GCHART Procedure

Understanding Midpoints

About Midpoints

Midpoints are the values of the chart variable that identify categories of data. By default, midpoints are selected or calculated by the procedure. The way the procedure handles the midpoints depends on whether the values of the chart variable are character, discrete numeric, or continuous numeric.

Character Values

A character chart variable generates a midpoint for each unique value of the variable. For example, if the chart variable CITY contains the names of three different cities, each city is a midpoint, resulting in three midpoints for the chart:
Character Midpoints
simple vertical bar chart with character midpoints
(In pie charts, midpoint values that compose a small percentage of the total for the chart might be placed in the OTHER slice and will not produce a separate midpoint.)
By default, character midpoints are arranged in alphabetic order. If a character variable has an associated format, the values are arranged in order of the formatted values.

Discrete Numeric Values

A numeric chart variable used with the DISCRETE option generates a midpoint for each unique value of the chart variable. For example, the numeric variable YEAR used with the DISCRETE option produces one midpoint for each year:
Discrete Numeric Midpoints
vertical bar chart using discrete numeric midpoints
By default, numeric midpoints are arranged in ascending order. The DISCRETE option is very useful for working with dates and numeric values with text user-defined formats. If the numeric variable has an associated format, each formatted value generates a separate midpoint. Formatted numeric variables are arranged in ascending order according to their unformatted numeric values.

Continuous Numeric Values

A continuous numeric variable generates midpoints that represent ranges of values. By default, the GCHART procedure determines the ranges, calculates the median value of each range, and displays the appropriate median value at each midpoint on the chart. A value that falls exactly halfway between two midpoints is placed in the higher range.
For example, the numeric variable AGE produces four midpoints, each of which represents a ten-year age range; the median value of the range is displayed at each midpoint:
Continuous Numeric Midpoints
vertical bar chart generated from continuous numeric data
By default, midpoints of ranges are arranged in ascending order.

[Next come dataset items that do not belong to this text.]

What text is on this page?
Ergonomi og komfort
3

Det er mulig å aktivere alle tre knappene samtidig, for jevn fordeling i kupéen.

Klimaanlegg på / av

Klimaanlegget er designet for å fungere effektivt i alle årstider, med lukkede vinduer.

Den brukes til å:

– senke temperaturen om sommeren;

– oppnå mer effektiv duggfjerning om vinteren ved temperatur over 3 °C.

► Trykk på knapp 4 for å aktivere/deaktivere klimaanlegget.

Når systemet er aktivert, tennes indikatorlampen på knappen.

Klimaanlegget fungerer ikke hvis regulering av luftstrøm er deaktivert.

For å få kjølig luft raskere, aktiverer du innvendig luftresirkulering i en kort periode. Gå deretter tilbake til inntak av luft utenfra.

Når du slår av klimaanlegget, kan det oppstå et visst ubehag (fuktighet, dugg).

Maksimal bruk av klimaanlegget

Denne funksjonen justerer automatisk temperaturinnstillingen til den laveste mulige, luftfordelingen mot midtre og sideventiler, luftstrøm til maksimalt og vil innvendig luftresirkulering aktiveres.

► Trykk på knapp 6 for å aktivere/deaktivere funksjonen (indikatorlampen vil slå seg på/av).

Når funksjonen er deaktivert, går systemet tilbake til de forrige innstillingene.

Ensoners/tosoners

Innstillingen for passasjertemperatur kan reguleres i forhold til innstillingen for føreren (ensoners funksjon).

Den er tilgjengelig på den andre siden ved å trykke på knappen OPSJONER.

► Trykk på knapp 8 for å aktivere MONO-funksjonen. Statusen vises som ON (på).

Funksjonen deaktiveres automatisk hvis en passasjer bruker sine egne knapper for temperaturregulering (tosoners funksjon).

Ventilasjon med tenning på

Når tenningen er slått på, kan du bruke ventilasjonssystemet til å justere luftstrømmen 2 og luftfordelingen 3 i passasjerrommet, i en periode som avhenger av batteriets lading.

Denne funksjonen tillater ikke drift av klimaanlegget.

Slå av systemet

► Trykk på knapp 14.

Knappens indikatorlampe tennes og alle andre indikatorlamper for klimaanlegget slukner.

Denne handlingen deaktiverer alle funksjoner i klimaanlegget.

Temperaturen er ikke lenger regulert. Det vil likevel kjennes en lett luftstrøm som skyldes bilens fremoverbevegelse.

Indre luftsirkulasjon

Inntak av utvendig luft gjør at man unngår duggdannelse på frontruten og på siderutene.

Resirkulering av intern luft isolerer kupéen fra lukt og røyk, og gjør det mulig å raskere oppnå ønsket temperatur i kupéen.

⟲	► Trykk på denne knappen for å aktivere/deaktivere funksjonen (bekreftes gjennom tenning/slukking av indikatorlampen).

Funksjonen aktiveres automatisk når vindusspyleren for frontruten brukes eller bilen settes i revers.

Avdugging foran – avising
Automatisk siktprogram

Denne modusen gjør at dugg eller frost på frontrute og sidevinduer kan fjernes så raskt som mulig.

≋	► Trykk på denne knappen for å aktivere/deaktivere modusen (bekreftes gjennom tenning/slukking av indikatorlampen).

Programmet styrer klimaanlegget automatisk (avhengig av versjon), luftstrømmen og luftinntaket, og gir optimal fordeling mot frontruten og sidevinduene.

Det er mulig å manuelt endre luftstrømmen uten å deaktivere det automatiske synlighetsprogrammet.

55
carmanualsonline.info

Selecting and Ordering Midpoints

For character or discrete numeric values, you can use the MIDPOINTS= option to rearrange the midpoints or to exclude midpoints from the chart. For example, to change the default alphabetic order of the midpoints in Character Midpoints, specify the following:
midpoints="Tokyo" "Denver" "Seattle"
To exclude the midpoint for Denver, specify the following:
midpoints="Tokyo" "Seattle"
In this case, values excluded by the option are not included in the calculation of the chart statistic.
You can order or select discrete numeric midpoint values just as you do character values, but you omit the quotation marks when specifying numeric values.
For continuous numeric variables, use the LEVELS= or MIDPOINTS= option to
  • change the number of midpoints
  • control the range of values each midpoint represents
  • change the order of the midpoints.
To control the range of values each midpoint represents, use the MIDPOINTS= option to specify the median value of each range. For example, to select the ranges 20–29, 30–39, and 40–49, specify the following:
midpoints=25 35 45
Alternatively, to select the number of midpoints that you want and let the procedure calculate the ranges and medians, use the LEVELS= option.
You can also use formats to control the ranges of continuous numeric variables, but in that case the values are no longer continuous but discrete.
Note: You cannot use the MIDPOINTS= option to exclude continuous numeric values from the chart. Values below or above the ranges specified by the option are automatically included in the first and last midpoints, respectively. To exclude continuous numeric values from a chart, use a WHERE statement in a DATA step or the WHERE= data set option.
See also the description of the LEVELS= and MIDPOINTS= options for the appropriate statement.